Que faut-il penser des annonces faites vendredi dernier concernant la «révision générale des politiques publiques» (RGPP) ? A dire vrai, même en accordant un regard bienveillant à l'exercice, et en épluchant minutieusement les 176 pages de documents diffusées par le gouvernement, il est bien difficile de se faire une idée - ce qui est en soi problématique, s'agissant d'une démarche supposée fondée sur la transparence vis-à-vis des citoyens. L'objectif général de la RGPP est louable. Personne ne peut s'opposer a priori à l'idée d'un passage en revue des politiques publiques, avec pour ambition de supprimer les doublons et les inefficacités, et de rendre l'intervention publique plus efficiente et moins dispendieuse. Sur la masse considérable des dépenses publiques, il serait étonnant qu'il n'en existe pas. Dans un contexte où les dépenses de retraite et de santé s'accroissent structurellement, et où l'Etat doit impérativement dégager des marges de manœuvre pour investir dans l'économie de la connaissance, tout gouvernement a le devoir de s'assurer que chaque euro de dépense publique est un euro utile. Surtout un gouvernement qui s'est soigneusement employé à vider les caisses dès le premier été suivant son arrivée au pouvoir.

Le problème est qu'il est très difficile de faire le lien entre les objectifs généraux affichés et la ribambelle de mesures annoncées par la suite. Il est d'emblée proclamé que les économies réalisées «représenteront 7 milliards d'euros à l'horizon 2011». Mais à aucun moment ce chiffre de 7 milliards d'euros n'est explicité ou décomposé, ne serait-ce qu'approximativement. Il est certes fait référence à l'idée rituelle de ne pas remplacer un départ à la retraite sur deux dans la fonction publique. Mais pour économiser 7 milliards d'euros, il faudrait supprimer quelque 250 000 postes de fonctionnaires à 30 000 euros par tête, ce qui n'est sans doute pas souhaitable - et en tout état de cause pas réalisable avec les départs en retraite sur la période considérée, compte tenu des chiffres généralement évoqués (25 000 départs non remplacés par an). Peut-être l'annonce fait-elle référence à un total cumulé sur trois ou quatre années, c'est-à-dire à 2 ou 3 milliards d'économies en année pleine à terme, et non à 7 milliards par an ? Mystère. A aucun moment cette question n'est évoquée dans les 176 pages de documents.

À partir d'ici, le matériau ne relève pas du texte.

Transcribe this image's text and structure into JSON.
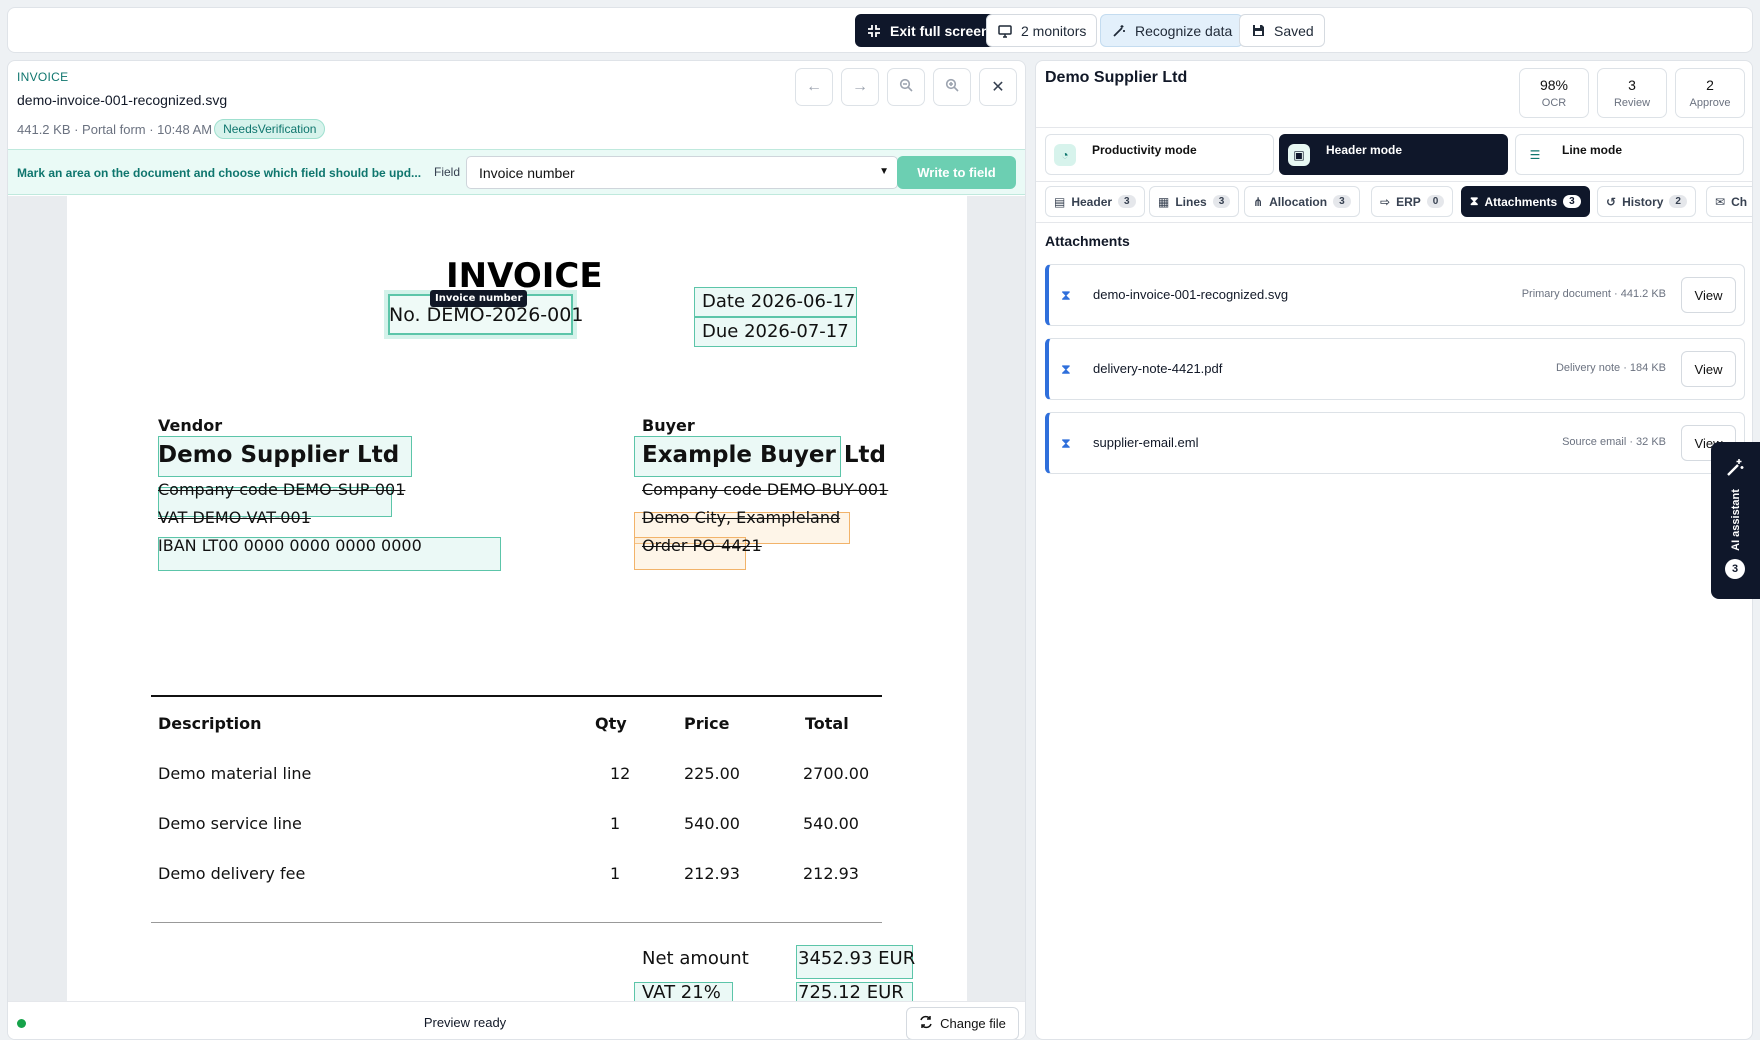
{
  "toolbar": {
    "exit_fullscreen": "Exit full screen",
    "monitors": "2 monitors",
    "recognize": "Recognize data",
    "saved": "Saved"
  },
  "document": {
    "kind": "INVOICE",
    "filename": "demo-invoice-001-recognized.svg",
    "meta": "441.2 KB · Portal form · 10:48 AM",
    "status_badge": "NeedsVerification"
  },
  "markbar": {
    "instruction": "Mark an area on the document and choose which field should be upd...",
    "field_label": "Field",
    "field_value": "Invoice number",
    "write_button": "Write to field"
  },
  "invoice_page": {
    "title": "INVOICE",
    "field_tag": "Invoice number",
    "number": "No. DEMO-2026-001",
    "date": "Date 2026-06-17",
    "due": "Due 2026-07-17",
    "vendor": {
      "heading": "Vendor",
      "name": "Demo Supplier Ltd",
      "company_code": "Company code DEMO-SUP-001",
      "vat": "VAT DEMO-VAT-001",
      "iban": "IBAN LT00 0000 0000 0000 0000"
    },
    "buyer": {
      "heading": "Buyer",
      "name": "Example Buyer Ltd",
      "company_code": "Company code DEMO-BUY-001",
      "city": "Demo City, Exampleland",
      "order": "Order PO-4421"
    },
    "table": {
      "headers": [
        "Description",
        "Qty",
        "Price",
        "Total"
      ],
      "rows": [
        [
          "Demo material line",
          "12",
          "225.00",
          "2700.00"
        ],
        [
          "Demo service line",
          "1",
          "540.00",
          "540.00"
        ],
        [
          "Demo delivery fee",
          "1",
          "212.93",
          "212.93"
        ]
      ]
    },
    "net_label": "Net amount",
    "net_value": "3452.93 EUR",
    "vat_label": "VAT 21%",
    "vat_value": "725.12 EUR"
  },
  "footer": {
    "status": "Preview ready",
    "change_file": "Change file"
  },
  "right_panel": {
    "supplier": "Demo Supplier Ltd",
    "stats": [
      {
        "value": "98%",
        "label": "OCR"
      },
      {
        "value": "3",
        "label": "Review"
      },
      {
        "value": "2",
        "label": "Approve"
      }
    ],
    "modes": [
      {
        "label": "Productivity mode"
      },
      {
        "label": "Header mode"
      },
      {
        "label": "Line mode"
      }
    ],
    "tabs": [
      {
        "label": "Header",
        "count": "3"
      },
      {
        "label": "Lines",
        "count": "3"
      },
      {
        "label": "Allocation",
        "count": "3"
      },
      {
        "label": "ERP",
        "count": "0"
      },
      {
        "label": "Attachments",
        "count": "3"
      },
      {
        "label": "History",
        "count": "2"
      },
      {
        "label": "Ch",
        "count": ""
      }
    ],
    "attachments_title": "Attachments",
    "attachments": [
      {
        "name": "demo-invoice-001-recognized.svg",
        "info": "Primary document · 441.2 KB",
        "action": "View"
      },
      {
        "name": "delivery-note-4421.pdf",
        "info": "Delivery note · 184 KB",
        "action": "View"
      },
      {
        "name": "supplier-email.eml",
        "info": "Source email · 32 KB",
        "action": "View"
      }
    ]
  },
  "ai_assistant": {
    "label": "AI assistant",
    "count": "3"
  },
  "colors": {
    "accent_teal": "#5cc5a9",
    "dark": "#0f172a",
    "link_blue": "#2f6fdb",
    "warning_orange": "#f2b36a"
  }
}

Le mystère s'épaissit lorsque l'on consulte le détail des mesures annoncées. Non seulement il n'est plus jamais fait allusion à de quelconques prévisions chiffrées d'économies budgétaires pour tel ou tel ministère ou mission de l'Etat. Mais, de surcroît, beaucoup des mesures emblématiques annoncées ne ressemblent guère à des mesures d'économies. Par exemple, on peut débattre de l'opportunité d'abaisser le plafond de revenus (de 39 698 euros à 35 728 euros pour une famille avec deux enfants) donnant accès à la file d'attente des logements HLM. On peut considérer que cela permettra à terme de mieux répartir le stock de logements HLM au bénéfice des ménages modestes. On peut aussi juger que, dans le contexte actuel de crise du pouvoir d'achat, il n'est peut-être pas urgent d'expulser une partie des classes moyennes et de les projeter dans la bulle immobilière du marché locatif privé. Mais, dans tous les cas, on comprend mal comment une telle mesure est susceptible de générer des économies budgétaires - sauf à considérer que l'Etat envisage de réduire les financements permettant d'entretenir et d'accroître le stock de logements HLM, ce que le gouvernement se garde bien d'annoncer. Et ce qui serait tout sauf bienvenu, à un moment où on devrait au contraire tout faire pour débloquer l'offre et la construction de nouveaux logements. Face à ce défi, la déduction des intérêts d'emprunt créée l'été dernier est toute aussi inefficace que les nombreuses autres aides fiscales actuelles. Ce qui n'a pas empêché Nicolas Sarkozy de défendre vendredi cette mesure dispendieuse, avec un bien étrange argument. En substance : «On m'avait attaqué en notant que les prix immobiliers étaient élevés, ils se sont effondrés depuis, donc mes détracteurs de juillet avaient déjà tort en août.» On aurait au contraire pu penser que des prix moins élevés rendaient moins urgent des subventions à l'achat. Qu'a voulu dire exactement notre président, décidément bien difficile à suivre lorsqu'il évalue nos politiques publiques ? Nouveau mystère.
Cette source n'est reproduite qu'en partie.